More to the point, he talks in many places about meteors and rocks falling from the sky actually being found out to be from earth from various phenomenon as well as many reported "meteors" being impossible to be meteors etc.

Reading his work is most definitely to be taken with a grain of salt, however I don't believe he made any of it up; he just reported it and gave some interesting side notes.  That of course doesn't mean it wasn't made up...


He also has an underlying theme of underdetermination which is obviously relevant to discussions of a flat earth =-).

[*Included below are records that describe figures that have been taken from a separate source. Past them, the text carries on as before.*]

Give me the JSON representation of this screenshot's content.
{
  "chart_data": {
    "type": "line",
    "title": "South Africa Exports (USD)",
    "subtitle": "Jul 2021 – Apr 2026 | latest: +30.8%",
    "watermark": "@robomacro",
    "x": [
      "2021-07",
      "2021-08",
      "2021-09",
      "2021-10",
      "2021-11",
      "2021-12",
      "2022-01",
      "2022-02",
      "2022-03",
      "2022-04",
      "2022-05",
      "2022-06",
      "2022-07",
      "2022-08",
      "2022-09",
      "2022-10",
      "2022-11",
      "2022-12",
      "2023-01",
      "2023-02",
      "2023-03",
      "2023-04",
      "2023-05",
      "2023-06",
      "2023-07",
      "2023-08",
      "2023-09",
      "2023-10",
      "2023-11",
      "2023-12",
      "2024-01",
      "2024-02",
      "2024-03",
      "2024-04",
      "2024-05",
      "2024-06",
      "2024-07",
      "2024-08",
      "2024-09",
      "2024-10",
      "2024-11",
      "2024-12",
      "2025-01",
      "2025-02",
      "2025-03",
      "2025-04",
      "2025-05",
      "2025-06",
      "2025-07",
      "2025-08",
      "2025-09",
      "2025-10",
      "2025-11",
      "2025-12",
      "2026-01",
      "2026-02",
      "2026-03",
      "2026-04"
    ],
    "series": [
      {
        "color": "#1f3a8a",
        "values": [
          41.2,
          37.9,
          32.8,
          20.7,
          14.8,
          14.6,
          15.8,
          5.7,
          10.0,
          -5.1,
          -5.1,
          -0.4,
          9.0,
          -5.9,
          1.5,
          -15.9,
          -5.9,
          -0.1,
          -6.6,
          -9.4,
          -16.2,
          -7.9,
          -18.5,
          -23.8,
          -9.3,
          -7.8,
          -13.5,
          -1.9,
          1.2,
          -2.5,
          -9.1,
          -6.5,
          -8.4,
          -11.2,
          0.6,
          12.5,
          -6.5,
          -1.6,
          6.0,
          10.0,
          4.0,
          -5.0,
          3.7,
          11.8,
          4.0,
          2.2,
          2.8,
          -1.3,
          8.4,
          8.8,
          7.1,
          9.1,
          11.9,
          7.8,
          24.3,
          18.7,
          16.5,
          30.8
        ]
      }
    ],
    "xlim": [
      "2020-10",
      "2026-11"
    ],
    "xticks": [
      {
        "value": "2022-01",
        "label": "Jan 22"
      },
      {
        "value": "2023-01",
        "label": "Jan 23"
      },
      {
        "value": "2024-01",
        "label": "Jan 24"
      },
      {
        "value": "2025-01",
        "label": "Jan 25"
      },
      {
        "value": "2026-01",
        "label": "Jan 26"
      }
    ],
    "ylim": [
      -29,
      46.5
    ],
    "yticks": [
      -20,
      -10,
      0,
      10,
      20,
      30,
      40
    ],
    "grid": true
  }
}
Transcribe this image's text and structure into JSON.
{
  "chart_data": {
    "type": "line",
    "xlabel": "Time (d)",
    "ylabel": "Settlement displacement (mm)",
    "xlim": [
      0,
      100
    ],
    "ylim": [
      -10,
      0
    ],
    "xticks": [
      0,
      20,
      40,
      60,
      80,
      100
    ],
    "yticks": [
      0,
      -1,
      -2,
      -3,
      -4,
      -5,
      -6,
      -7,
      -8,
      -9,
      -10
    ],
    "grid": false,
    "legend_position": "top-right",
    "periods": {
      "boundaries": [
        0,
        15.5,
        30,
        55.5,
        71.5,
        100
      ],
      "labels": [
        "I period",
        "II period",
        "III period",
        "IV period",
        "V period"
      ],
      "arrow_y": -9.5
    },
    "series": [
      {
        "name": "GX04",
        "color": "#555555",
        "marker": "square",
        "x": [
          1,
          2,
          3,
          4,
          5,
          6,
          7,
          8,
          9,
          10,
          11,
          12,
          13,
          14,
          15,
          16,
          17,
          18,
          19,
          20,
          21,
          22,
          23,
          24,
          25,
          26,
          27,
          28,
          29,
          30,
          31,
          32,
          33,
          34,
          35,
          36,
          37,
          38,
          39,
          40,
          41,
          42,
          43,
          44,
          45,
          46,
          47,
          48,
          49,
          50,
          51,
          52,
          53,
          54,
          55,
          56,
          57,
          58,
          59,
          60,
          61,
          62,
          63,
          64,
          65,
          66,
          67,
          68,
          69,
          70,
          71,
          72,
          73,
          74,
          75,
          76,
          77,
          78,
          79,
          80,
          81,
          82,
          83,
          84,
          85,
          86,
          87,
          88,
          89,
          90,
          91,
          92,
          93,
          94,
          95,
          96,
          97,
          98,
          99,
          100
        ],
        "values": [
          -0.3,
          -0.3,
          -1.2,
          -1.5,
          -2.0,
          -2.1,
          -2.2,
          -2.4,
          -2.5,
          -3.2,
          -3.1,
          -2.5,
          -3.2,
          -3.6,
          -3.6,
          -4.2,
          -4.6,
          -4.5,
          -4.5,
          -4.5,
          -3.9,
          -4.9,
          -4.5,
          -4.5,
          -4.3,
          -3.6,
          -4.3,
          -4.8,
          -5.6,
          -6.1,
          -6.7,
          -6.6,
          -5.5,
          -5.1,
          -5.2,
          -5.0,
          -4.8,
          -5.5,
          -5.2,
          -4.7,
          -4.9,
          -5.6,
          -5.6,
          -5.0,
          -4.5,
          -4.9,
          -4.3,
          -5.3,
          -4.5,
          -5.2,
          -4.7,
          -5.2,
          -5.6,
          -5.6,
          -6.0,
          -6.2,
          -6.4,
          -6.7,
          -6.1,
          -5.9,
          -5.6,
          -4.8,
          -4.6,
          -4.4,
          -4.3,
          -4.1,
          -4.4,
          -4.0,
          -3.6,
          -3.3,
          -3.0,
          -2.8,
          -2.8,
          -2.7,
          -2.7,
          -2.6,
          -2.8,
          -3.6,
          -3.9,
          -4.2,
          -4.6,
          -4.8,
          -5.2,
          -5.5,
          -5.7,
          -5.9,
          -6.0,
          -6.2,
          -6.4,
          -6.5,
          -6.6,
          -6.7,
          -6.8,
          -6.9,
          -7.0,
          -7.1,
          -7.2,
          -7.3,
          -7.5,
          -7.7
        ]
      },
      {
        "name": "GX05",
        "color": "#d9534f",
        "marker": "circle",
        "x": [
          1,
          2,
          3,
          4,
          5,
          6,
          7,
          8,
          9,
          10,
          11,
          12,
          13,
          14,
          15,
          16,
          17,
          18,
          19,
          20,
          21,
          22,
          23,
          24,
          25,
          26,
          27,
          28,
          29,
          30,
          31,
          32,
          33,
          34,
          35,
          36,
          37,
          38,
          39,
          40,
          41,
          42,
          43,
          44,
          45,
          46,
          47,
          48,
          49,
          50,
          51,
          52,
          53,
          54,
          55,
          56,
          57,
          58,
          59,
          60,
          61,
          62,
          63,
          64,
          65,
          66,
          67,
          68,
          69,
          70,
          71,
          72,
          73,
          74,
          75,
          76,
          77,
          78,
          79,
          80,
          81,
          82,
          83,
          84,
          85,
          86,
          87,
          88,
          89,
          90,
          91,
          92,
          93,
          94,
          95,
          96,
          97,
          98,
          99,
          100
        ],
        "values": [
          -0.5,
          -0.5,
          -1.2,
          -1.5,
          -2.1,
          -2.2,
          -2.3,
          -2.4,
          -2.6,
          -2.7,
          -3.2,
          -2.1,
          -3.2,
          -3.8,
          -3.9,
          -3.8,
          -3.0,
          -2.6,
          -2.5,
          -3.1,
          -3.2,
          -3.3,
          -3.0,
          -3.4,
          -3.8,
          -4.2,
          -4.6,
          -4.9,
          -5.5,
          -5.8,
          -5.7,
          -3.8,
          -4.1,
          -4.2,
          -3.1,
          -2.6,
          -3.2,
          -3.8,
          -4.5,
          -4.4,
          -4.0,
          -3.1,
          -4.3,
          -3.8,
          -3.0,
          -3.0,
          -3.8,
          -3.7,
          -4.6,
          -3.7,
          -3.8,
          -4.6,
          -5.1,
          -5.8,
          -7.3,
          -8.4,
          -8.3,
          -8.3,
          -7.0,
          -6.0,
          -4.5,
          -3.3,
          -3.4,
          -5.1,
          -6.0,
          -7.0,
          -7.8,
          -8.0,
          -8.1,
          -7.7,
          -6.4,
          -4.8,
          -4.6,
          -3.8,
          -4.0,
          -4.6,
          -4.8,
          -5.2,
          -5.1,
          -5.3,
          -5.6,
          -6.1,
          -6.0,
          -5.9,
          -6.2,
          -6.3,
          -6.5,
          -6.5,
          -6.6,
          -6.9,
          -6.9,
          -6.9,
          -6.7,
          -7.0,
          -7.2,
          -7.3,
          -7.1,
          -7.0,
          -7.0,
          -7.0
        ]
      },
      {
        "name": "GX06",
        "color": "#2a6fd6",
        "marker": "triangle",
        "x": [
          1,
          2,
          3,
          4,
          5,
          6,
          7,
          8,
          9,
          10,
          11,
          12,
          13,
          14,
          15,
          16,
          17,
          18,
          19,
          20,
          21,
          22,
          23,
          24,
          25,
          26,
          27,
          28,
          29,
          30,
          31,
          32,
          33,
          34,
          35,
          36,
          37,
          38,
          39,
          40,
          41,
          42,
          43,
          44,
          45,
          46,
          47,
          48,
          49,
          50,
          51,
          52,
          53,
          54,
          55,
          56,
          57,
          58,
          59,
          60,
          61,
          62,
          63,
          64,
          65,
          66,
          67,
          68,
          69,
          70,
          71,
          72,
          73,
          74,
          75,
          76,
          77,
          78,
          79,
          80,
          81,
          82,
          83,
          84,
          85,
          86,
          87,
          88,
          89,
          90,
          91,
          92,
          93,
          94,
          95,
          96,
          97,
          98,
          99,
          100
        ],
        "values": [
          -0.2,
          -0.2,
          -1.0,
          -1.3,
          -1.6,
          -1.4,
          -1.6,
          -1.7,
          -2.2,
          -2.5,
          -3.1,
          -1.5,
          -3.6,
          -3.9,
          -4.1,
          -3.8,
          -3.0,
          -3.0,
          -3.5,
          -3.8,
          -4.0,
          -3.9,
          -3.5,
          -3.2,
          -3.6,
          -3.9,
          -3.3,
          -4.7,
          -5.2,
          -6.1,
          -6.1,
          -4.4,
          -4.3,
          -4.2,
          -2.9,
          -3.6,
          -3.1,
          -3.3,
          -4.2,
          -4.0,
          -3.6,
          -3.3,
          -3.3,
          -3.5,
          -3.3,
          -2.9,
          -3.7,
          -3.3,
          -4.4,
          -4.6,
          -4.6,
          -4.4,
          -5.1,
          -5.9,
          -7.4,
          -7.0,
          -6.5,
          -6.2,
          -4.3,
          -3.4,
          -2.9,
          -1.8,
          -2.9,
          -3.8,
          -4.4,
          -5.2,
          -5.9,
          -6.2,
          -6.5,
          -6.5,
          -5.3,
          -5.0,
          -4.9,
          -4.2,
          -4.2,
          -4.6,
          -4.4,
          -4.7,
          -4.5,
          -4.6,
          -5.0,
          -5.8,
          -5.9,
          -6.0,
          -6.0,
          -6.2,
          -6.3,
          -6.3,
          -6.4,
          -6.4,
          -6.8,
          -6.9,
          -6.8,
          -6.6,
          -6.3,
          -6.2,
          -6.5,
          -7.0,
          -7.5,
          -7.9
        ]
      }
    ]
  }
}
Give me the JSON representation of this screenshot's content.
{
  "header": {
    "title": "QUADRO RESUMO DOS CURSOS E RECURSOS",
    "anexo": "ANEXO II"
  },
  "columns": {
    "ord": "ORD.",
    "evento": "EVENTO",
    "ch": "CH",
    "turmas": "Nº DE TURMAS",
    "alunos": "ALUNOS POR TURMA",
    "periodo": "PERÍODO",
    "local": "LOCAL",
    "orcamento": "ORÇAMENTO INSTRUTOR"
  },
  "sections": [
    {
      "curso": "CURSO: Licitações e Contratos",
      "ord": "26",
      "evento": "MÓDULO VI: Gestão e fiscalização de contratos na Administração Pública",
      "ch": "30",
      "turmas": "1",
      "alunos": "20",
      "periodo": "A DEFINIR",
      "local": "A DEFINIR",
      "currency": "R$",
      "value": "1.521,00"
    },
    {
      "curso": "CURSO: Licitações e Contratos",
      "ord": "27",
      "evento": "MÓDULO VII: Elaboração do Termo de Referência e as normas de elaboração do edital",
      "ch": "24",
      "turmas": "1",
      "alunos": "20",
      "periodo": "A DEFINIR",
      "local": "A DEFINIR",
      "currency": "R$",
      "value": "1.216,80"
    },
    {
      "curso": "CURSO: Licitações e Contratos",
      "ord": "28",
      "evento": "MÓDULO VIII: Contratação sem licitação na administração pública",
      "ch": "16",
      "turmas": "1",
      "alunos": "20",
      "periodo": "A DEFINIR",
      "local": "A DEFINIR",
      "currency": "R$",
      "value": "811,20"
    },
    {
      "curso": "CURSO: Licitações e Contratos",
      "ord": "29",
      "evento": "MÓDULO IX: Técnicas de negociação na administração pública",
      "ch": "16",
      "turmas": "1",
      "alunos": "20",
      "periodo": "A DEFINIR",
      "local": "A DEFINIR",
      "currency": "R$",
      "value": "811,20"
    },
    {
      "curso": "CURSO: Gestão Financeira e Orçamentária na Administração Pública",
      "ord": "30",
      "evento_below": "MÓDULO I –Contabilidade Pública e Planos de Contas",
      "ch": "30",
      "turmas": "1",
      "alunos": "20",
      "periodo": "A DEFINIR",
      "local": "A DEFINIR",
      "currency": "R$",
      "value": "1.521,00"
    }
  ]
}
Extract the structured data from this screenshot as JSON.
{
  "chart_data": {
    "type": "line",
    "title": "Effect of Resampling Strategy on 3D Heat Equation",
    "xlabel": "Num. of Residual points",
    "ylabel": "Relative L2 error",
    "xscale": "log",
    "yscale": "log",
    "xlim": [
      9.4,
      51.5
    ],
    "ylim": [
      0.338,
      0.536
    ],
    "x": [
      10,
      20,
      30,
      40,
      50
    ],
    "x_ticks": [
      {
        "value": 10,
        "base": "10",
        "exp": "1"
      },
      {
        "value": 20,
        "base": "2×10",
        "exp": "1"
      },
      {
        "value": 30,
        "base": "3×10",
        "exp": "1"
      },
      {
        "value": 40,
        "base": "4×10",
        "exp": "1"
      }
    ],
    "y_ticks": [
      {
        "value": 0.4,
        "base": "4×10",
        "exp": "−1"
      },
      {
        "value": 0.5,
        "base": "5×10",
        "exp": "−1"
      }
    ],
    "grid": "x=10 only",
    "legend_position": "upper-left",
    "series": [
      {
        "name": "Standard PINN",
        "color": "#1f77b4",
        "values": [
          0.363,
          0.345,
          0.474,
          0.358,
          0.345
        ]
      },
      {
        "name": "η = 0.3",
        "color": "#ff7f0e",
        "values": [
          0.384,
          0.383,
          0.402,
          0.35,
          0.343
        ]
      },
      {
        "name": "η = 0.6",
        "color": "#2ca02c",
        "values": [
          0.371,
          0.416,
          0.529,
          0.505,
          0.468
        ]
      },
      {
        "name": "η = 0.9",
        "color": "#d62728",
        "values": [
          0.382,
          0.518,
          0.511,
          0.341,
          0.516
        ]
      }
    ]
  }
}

sounds like my kind of reading, as far as pseudoscience that doesn't take itself too seriously goes.  i also have a distrust of mainstream media, *especially* when it comes to science reporting.  because they almost always fuck it up, and blow tiny little temporary hypothesis reported in little published papers all out of proportion into earth-shaking "certainties of existence".  which invariably wind up being wrong (statistically speaking) anyway. it's no wonder the lay public thinks science as a human endeavor is no more deserving of interest or public funding than, say, homeopathy or astrology.  it's not science that's flawed.  it's just a formalized and historically productive method of inquisition.  it's the interpretation and presentation of its outcomes that are more often than not, flawed.  not to mention the hero worship that plagues mankind but has no useful purpose in the scientific community.  i can't even stand opening discover magazine, and i'm not even a scientist, by a long shot.